Posted March. 03, 2005 22:37,   


The Japanese Asahi Shimbun reported on March 3, citing some news sources of the United States, that after analyzing atmospheric samples collected around North Korea last year, the U.S. government found “Krypton 85,” an element generated by extracting plutonium from the practice of reprocessing spent fuels. The newspaper reported that the fact that the Krypton 85 was found again after a year and a half hints at the possibility that the North either has “a second nuclear facility,” which has been unknown so far, or that nuclear reprocessing may be secretly ongoing.

Some interpret the detection of the gas as proof that North Korea intends to go nuclear in earnest, instead of using its nuclear weapons program as a bargaining chip.

With a WC-135W reconnaissance plane that is usually used to monitor signs of nuclear activity in the East Sea, the U.S. has been watching the nuclear activities of the North by extracting a sample of the air over North Korea.
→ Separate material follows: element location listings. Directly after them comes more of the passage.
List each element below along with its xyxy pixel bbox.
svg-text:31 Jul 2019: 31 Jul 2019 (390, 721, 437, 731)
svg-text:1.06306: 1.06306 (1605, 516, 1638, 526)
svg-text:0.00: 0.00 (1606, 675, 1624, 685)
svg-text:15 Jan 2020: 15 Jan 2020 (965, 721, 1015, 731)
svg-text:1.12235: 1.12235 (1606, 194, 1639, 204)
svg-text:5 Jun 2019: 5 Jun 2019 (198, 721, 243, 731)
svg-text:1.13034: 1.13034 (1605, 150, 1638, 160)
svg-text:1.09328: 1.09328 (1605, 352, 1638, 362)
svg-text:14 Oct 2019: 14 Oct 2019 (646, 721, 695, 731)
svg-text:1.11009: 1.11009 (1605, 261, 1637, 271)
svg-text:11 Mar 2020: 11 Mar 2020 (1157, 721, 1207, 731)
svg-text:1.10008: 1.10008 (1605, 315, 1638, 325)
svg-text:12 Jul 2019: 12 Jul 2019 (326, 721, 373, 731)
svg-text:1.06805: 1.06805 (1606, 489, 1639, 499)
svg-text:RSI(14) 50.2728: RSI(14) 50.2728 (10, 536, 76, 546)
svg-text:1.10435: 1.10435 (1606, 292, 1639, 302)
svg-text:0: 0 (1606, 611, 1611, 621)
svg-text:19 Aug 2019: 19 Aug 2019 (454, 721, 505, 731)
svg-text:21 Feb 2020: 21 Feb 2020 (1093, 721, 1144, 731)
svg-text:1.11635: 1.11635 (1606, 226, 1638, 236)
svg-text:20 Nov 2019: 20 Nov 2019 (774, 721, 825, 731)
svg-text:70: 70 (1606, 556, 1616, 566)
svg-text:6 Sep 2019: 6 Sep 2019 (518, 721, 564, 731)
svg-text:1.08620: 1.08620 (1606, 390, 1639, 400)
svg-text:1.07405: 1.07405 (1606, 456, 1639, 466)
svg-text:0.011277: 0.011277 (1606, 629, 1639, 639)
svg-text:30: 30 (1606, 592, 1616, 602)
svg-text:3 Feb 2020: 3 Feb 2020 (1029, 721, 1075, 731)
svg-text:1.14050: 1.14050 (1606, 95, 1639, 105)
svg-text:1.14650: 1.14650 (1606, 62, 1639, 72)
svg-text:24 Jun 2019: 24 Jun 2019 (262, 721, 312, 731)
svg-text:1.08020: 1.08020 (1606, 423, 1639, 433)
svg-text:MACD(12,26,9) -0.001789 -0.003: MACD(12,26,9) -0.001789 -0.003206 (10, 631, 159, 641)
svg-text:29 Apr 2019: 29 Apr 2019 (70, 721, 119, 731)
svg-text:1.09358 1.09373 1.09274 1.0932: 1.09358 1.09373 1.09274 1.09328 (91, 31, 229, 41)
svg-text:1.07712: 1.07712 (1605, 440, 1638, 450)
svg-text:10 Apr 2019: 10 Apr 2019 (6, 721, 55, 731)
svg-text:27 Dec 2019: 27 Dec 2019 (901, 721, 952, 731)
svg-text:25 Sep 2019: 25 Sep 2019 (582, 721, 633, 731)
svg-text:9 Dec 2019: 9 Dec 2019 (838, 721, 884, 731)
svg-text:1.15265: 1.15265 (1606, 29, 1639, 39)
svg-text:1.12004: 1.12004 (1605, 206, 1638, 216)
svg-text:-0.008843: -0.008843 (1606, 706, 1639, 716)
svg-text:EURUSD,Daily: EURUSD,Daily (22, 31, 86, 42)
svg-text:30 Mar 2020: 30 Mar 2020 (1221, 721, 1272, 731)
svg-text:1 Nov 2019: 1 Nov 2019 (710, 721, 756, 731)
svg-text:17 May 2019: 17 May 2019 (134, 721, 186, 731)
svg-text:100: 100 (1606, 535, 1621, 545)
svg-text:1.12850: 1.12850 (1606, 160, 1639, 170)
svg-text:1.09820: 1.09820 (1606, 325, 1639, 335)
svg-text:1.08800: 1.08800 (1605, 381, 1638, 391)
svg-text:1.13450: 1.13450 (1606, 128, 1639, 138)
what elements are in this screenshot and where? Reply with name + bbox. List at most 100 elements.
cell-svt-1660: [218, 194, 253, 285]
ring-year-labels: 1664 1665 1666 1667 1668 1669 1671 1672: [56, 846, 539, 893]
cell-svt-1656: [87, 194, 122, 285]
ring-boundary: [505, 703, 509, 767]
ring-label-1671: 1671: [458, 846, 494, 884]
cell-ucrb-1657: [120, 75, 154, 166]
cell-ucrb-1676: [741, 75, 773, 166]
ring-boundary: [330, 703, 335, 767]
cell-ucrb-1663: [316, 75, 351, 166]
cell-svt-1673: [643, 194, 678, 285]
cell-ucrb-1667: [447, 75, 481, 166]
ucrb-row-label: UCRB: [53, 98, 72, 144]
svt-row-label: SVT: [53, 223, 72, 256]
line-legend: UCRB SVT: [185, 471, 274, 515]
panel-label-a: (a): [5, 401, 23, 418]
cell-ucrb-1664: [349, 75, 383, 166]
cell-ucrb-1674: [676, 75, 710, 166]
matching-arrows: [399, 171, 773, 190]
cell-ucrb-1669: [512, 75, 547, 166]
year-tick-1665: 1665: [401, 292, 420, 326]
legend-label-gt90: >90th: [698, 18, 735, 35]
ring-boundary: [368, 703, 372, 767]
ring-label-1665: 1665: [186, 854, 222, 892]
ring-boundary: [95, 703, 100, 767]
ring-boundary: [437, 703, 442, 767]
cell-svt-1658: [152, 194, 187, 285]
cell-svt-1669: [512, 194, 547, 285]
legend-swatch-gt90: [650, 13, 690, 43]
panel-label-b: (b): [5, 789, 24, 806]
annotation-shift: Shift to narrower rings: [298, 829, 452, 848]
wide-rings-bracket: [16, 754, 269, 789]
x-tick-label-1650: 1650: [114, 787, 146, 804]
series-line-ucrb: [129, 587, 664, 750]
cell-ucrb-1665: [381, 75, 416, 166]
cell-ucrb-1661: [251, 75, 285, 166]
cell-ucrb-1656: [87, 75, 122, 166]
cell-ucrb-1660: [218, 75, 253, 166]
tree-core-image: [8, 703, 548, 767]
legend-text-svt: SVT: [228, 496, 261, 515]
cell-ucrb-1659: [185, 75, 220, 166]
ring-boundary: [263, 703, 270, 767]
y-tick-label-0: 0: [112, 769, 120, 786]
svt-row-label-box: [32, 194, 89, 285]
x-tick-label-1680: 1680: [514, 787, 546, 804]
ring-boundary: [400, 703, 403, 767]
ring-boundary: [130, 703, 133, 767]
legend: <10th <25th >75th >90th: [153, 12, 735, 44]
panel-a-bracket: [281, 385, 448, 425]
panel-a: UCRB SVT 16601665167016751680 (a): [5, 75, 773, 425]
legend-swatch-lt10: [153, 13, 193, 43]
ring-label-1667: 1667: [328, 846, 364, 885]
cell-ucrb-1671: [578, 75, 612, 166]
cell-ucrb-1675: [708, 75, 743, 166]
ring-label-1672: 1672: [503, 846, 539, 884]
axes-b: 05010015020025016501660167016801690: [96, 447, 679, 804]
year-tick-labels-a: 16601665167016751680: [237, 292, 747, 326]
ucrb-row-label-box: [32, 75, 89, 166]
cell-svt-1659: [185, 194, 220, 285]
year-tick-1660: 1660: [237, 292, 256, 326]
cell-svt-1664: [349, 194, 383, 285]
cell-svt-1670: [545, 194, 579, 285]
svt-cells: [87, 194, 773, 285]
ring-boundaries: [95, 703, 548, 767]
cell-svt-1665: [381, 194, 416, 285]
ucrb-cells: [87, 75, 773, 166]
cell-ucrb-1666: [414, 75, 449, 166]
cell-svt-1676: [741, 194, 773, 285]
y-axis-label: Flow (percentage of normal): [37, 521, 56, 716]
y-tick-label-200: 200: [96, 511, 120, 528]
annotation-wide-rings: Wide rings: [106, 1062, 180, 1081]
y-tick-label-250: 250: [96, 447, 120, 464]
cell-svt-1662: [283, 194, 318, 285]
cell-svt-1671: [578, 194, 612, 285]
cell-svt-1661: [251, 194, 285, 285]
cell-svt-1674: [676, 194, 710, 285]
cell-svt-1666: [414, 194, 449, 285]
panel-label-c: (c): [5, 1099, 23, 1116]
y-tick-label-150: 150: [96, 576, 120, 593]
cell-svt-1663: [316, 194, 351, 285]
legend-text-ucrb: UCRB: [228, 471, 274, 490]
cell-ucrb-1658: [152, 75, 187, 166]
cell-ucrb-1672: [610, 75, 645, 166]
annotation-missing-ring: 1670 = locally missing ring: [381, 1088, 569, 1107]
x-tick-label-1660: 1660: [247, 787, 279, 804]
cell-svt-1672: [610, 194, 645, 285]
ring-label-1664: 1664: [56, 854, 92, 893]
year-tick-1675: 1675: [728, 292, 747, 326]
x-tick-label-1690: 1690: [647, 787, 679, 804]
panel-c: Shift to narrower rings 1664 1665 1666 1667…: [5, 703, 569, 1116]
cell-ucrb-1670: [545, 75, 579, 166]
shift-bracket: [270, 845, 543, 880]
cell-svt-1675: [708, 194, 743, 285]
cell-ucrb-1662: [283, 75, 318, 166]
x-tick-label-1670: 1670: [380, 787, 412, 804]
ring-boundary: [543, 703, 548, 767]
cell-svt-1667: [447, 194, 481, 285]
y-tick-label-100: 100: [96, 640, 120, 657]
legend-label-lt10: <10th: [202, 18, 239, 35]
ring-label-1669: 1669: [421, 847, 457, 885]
The fact that Krypton 85 was detected was reported to a few U.S. government officials, and a thorough analysis is reportedly continuing on when and where the gas appeared.

When an explosion occurred in September last year near Yanggang Province on the border with China, the Korean and U.S. governments were closely watching over the North on the possibility of nuclear experiments. However, they made a tentative conclusion that it was a simple explosion as no material evidence such as Krypton 85 was detected.